Beck claims that there is an interesting cognitive behavioral (CBT) phenomenon that occurs when therapists have erroneous beliefs about their clients or apply mistaken schemas, and the name he came up with for this phenomenon is “countertransference.” He claimed at a conference that this has nothing to do with the psychoanalytic concept of countertransference, even though it means exactly the same thing (using a different vocabulary, beliefs versus relational paradigms).

Behaviorism’s Functional Analytic Psychotherapy (FAP) looks exactly how psychoanalysis looked in 1970. Their insistence that there is nothing to learn from psychoanalysts means that they have to discover for themselves such fascinating developments as self-objects and intersubjectivity. My guess is that once they do they won’t name them self-objects and intersubjectivity, but it’s not out of the question as long as the terms are pronounced with a behavioristic accent (if you will). Acceptance and Commitment Therapy (ACT) and FAP practitioners, I once wrote, are like Columbus, claiming to have discovered, for example, fusion—concrete equation of a thing and its name—as if no one had gotten their first. With Columbus, it was Native Americans; with fusion, it was Russell and Whitehead’s logical typing errors and Whitehead’s fallacy of misplaced concreteness. With FAP’s clinically relevant behaviors (CRB’s), it was good old transference.
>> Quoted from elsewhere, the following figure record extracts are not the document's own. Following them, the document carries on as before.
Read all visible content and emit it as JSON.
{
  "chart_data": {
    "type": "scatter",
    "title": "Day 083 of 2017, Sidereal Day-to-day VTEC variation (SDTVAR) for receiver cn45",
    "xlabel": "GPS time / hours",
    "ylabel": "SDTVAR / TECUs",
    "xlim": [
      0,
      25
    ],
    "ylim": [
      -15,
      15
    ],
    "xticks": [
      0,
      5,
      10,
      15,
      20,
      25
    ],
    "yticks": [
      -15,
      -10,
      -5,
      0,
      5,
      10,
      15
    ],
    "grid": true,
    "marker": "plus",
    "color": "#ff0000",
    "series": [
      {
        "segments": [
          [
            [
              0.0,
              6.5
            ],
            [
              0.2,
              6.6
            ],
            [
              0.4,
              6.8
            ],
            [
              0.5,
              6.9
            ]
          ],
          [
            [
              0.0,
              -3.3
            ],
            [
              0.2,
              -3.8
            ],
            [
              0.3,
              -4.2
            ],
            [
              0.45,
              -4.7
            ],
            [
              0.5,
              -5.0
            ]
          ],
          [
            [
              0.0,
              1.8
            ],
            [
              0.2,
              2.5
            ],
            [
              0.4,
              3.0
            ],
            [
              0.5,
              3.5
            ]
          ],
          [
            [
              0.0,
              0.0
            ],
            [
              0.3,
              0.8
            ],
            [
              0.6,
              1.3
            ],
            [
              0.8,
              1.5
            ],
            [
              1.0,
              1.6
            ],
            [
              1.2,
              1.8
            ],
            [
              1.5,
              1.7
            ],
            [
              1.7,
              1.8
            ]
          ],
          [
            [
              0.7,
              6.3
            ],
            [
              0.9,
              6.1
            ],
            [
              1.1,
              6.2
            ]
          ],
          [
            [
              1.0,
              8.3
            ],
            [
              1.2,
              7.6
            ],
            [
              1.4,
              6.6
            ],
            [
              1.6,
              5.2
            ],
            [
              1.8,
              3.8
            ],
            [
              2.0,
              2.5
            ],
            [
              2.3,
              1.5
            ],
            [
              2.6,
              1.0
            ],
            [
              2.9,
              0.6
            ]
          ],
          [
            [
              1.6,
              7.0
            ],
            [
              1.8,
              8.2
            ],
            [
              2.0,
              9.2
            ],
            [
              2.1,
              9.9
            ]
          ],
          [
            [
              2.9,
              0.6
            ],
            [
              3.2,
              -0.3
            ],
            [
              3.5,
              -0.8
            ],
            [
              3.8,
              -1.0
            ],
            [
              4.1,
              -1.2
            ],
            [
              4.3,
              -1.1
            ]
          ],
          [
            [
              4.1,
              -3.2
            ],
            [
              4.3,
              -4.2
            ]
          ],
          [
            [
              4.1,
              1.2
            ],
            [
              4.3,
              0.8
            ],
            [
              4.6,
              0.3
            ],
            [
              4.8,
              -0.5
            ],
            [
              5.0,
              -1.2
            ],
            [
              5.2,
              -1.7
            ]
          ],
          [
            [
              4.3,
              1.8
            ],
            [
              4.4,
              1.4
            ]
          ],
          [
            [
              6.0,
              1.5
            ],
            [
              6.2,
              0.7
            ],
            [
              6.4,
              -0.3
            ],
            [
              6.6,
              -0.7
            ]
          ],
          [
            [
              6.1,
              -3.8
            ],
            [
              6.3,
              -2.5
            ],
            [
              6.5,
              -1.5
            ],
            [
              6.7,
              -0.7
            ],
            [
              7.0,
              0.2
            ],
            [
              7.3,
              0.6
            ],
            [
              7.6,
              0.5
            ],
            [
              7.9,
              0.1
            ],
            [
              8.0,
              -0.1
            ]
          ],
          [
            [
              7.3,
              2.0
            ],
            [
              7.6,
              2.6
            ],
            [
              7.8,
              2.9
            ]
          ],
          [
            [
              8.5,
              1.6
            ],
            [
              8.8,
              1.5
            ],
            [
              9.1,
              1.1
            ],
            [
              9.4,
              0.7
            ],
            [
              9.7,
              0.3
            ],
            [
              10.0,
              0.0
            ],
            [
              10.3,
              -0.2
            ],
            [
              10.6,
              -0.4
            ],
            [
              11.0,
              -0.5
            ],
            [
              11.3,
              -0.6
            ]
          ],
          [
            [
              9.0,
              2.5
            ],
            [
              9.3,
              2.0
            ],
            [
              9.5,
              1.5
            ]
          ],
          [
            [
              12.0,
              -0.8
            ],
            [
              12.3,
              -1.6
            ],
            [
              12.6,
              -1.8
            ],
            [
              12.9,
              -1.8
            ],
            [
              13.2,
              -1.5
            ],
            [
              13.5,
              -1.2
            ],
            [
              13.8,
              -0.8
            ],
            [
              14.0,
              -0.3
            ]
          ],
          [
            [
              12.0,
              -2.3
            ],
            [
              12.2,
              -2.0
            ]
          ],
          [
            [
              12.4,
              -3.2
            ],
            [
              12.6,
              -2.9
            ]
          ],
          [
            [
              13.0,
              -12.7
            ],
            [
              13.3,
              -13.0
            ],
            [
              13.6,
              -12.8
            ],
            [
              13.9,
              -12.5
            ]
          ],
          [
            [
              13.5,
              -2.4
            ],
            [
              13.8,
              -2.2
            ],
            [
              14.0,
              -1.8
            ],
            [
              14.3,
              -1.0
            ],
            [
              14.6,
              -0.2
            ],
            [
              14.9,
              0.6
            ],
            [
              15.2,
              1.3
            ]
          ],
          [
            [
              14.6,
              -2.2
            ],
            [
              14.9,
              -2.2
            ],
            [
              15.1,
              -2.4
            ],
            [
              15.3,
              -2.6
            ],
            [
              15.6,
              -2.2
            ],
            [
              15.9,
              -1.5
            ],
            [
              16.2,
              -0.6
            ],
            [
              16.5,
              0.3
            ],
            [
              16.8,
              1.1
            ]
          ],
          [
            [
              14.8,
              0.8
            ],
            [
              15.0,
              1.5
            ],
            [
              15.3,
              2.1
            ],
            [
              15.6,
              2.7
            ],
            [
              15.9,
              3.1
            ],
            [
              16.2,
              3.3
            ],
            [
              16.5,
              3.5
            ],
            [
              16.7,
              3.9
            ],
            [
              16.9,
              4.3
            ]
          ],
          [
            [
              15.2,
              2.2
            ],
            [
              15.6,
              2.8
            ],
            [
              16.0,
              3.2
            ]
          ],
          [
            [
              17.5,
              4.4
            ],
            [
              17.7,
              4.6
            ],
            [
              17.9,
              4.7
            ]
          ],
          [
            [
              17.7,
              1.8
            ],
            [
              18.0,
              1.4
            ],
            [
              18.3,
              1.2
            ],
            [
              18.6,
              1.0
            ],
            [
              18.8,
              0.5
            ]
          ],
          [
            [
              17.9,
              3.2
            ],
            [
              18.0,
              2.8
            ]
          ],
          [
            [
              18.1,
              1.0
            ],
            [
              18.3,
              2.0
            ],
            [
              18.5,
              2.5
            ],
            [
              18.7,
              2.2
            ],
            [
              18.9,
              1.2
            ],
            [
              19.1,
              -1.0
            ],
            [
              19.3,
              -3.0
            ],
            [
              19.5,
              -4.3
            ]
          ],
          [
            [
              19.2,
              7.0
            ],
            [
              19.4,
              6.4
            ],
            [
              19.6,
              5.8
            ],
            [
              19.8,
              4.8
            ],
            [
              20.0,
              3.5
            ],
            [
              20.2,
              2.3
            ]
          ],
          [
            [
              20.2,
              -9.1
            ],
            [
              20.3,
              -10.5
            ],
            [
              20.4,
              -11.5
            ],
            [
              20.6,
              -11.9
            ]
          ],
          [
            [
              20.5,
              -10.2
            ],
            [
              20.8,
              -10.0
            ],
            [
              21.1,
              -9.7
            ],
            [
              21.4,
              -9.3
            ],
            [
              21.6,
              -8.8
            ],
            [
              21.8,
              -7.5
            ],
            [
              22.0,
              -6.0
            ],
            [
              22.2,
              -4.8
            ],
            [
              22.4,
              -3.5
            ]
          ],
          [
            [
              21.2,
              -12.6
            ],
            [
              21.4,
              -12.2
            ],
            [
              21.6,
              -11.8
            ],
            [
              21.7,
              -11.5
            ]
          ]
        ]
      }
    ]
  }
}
It took systemically-oriented family therapists a long time to realize that some people are operating in hidden or remote systems, and that the reactions of colleagues or current family members are not relevant to the immediate system. In other words, they were so bent on not being psychoanalytic that they refused to consider personality as a variable. Psychoanalysts were so certain that behavior modification was too simple and that CBT was too naïve that they refused to solve problems. When I supervised a psychodynamic clinic, I always worried that someone would knock on our door one day, ask for directions to the post office, and be put into open-ended therapy until they could find their inner post office.